各種控除制度

 年末調整において、従業員の方は、勤務先に「各種申告書」を提出することで様々な控除が受けられる可能性があります。

1.扶養控除等申告書

 従業員の方は、「扶養控除等申告書」をその年の最初の給与の支払を受ける日の前日までに、勤務先(2か所以上から給与の支払を受けている人は、主たる給与の支払を受けている勤務先)に提出をします。

 この申告書は、扶養親族や控除対象配偶者などがいない人でも提出が必要です。提出のない場合の源泉徴収税額は、税額表の「乙」欄が適用されることになります(この申告書を提出した場合よりも高い税率が適用されます。)。

 申告書を提出することにより、次の控除の適用が受けられる場合があります。

(1)扶養控除

(2)障害者控除

(3)寡婦控除、ひとり親控除

(4)勤労学生控除

2.基礎控除申告書

 所得税の「基礎控除」の改正、「所得金額調整控除」の創設により、令和2年分の年末調整から、申告書の様式が大幅に変更されました。①基礎控除申告書、②配偶者控除等申告書、③所得金額調整控除申告書、の3つの申告書が、「基礎控除申告書 兼 配偶者控除申告書 兼 所得金額調整控除申告書」という一枚の用紙にまとめられています。

(出所)国税庁HP

給与所得者(従業員)の方へ|国税庁 (nta.go.jp)

 「基礎控除」とは、従業員の方の合計所得金額が2,500万円以下の場合に、最大48万円の控除が受けられる制度です。

 基礎控除申告書は昨年(令和2年分)から新しく設けられた申告書です。令和元年分までは、合計所得金額に関わらず一律38万円の控除を受けることができましたが、令和2年分以降は所得金額による制限が設けられました。

3.配偶者控除等申告書

(出所)国税庁HP

 「配偶者控除」とは、従業員の方の合計所得金額が1,000万円以下で、その従業員の方と生計を一にする配偶者の合計所得金額が48万円以下である場合に受けられる控除で、従業員の方の合計所得金額に応じて38万円を限度として控除がされます(配偶者が70歳以上の場合は、48万円を限度)。

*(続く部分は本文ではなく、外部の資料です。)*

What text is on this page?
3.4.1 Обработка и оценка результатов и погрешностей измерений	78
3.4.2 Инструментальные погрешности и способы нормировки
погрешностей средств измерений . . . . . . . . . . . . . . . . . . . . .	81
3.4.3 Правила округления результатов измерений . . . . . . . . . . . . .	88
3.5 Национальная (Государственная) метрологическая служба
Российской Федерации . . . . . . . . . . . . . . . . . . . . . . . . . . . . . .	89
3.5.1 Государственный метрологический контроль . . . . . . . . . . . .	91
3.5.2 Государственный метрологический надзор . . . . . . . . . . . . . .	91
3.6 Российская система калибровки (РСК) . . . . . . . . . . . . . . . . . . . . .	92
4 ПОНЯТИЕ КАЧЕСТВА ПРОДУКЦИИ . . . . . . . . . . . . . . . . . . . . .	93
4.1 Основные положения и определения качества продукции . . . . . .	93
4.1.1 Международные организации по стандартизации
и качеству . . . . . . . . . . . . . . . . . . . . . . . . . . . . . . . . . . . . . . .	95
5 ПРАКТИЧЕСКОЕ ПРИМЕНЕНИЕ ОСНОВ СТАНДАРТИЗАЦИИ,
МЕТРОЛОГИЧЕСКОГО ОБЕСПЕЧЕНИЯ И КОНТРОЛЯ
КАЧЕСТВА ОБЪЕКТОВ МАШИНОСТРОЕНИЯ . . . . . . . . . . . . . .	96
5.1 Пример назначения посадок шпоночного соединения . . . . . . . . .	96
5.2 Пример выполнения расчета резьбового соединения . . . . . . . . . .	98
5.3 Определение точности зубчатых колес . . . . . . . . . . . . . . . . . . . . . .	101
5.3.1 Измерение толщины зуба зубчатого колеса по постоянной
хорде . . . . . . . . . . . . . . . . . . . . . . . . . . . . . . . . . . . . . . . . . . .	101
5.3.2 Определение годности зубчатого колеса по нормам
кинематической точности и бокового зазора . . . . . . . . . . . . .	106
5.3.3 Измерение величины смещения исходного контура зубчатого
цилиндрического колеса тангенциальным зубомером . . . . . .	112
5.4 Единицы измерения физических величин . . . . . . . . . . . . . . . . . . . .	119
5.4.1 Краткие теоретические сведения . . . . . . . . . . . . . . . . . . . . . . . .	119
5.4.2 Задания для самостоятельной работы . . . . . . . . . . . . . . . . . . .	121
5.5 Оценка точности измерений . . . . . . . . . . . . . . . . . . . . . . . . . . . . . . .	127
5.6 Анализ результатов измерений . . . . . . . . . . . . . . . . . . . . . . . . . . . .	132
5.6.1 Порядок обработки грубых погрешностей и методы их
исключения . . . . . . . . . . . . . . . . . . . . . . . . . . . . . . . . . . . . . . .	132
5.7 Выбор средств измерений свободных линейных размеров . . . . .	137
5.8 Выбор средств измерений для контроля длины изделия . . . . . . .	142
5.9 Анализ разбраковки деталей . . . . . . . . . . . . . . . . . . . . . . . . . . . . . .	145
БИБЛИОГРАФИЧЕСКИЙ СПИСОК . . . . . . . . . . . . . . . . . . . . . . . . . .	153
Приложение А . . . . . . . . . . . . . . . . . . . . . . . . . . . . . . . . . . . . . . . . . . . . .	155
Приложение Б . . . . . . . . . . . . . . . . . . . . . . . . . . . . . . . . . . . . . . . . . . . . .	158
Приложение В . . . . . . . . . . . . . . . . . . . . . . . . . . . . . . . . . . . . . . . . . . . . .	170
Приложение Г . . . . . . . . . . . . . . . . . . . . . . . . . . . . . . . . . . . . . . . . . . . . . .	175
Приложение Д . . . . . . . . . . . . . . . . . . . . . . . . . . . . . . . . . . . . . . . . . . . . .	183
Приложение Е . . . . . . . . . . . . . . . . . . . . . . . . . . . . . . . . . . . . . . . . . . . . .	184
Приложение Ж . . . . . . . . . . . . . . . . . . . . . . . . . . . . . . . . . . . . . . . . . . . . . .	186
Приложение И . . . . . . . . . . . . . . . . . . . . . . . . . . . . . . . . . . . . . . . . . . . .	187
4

 「配偶者特別控除」とは、従業員の方の合計所得金額が1,000万円以下で、その従業員の方と生計を一にする配偶者の合計所得金額が48万円超133万円以下である場合に受けられる控除で、従業員の方の合計所得金額と配偶者の合計所得金額に応じて38万円を限度として控除がされます。

<注意点>

(1)配偶者控除と配偶者特別控除の併用は不可

(2)夫婦の双方がお互いに配偶者控除や配偶者特別控除の適用を受けることは不可

(3)配偶者であっても、他の所得者の扶養親族とされる人、青色事業専従者として給与の支払を受ける人及び白色事業専従者は対象外

4.所得金額調整控除申告書

(出所)国税庁HP

 「所得金額調整控除」とは、年末調整の対象となる給与の収入金額が850万円を超える場合で、次のいずれかの要件を満たすときに、15万円を限度として控除が受けられる制度です。

(1)23歳未満の扶養親族を有する場合

(2)従業員ご本人が特別障害者である場合

(3)従業員の扶養親族や同一生計配偶者が特別障害者である場合

5.保険料控除申告書

 生命保険料、地震保険料、社会保険料、小規模企業共済掛金を支払っている場合には、次の控除を受けられる可能性があります。

(1) 生命保険料控除

 一般の生命保険料・介護医療保険料・個人年金保険料の支払額により、12万円を限度額として控除が受けられる制度です。

(2) 地震保険料控除

 5万円を限度額として控除が受けられる制度です。

(3) 社会保険料控除・小規模企業共済等掛金控除

 支払った保険料・掛金の全額が控除される制度です。

6.住宅借入金等特別控除申告書

 「住宅借入金等特別控除」とは、住宅借入金等の年末残高に応じて、一定額を税額から直接差し引くことができる制度です。

 最初の年分は確定申告により適用を受ける必要がありますが、2年目以降は年末調整の際に適用を受けること可能です。

 現在、会社に提出する書類の準備をされている従業員の方も多いかと思います。改めて、ご自身が受けられる可能性のある控除はどれなのか、提出する必要のある書類はどれなのか、確認をしてみましょう。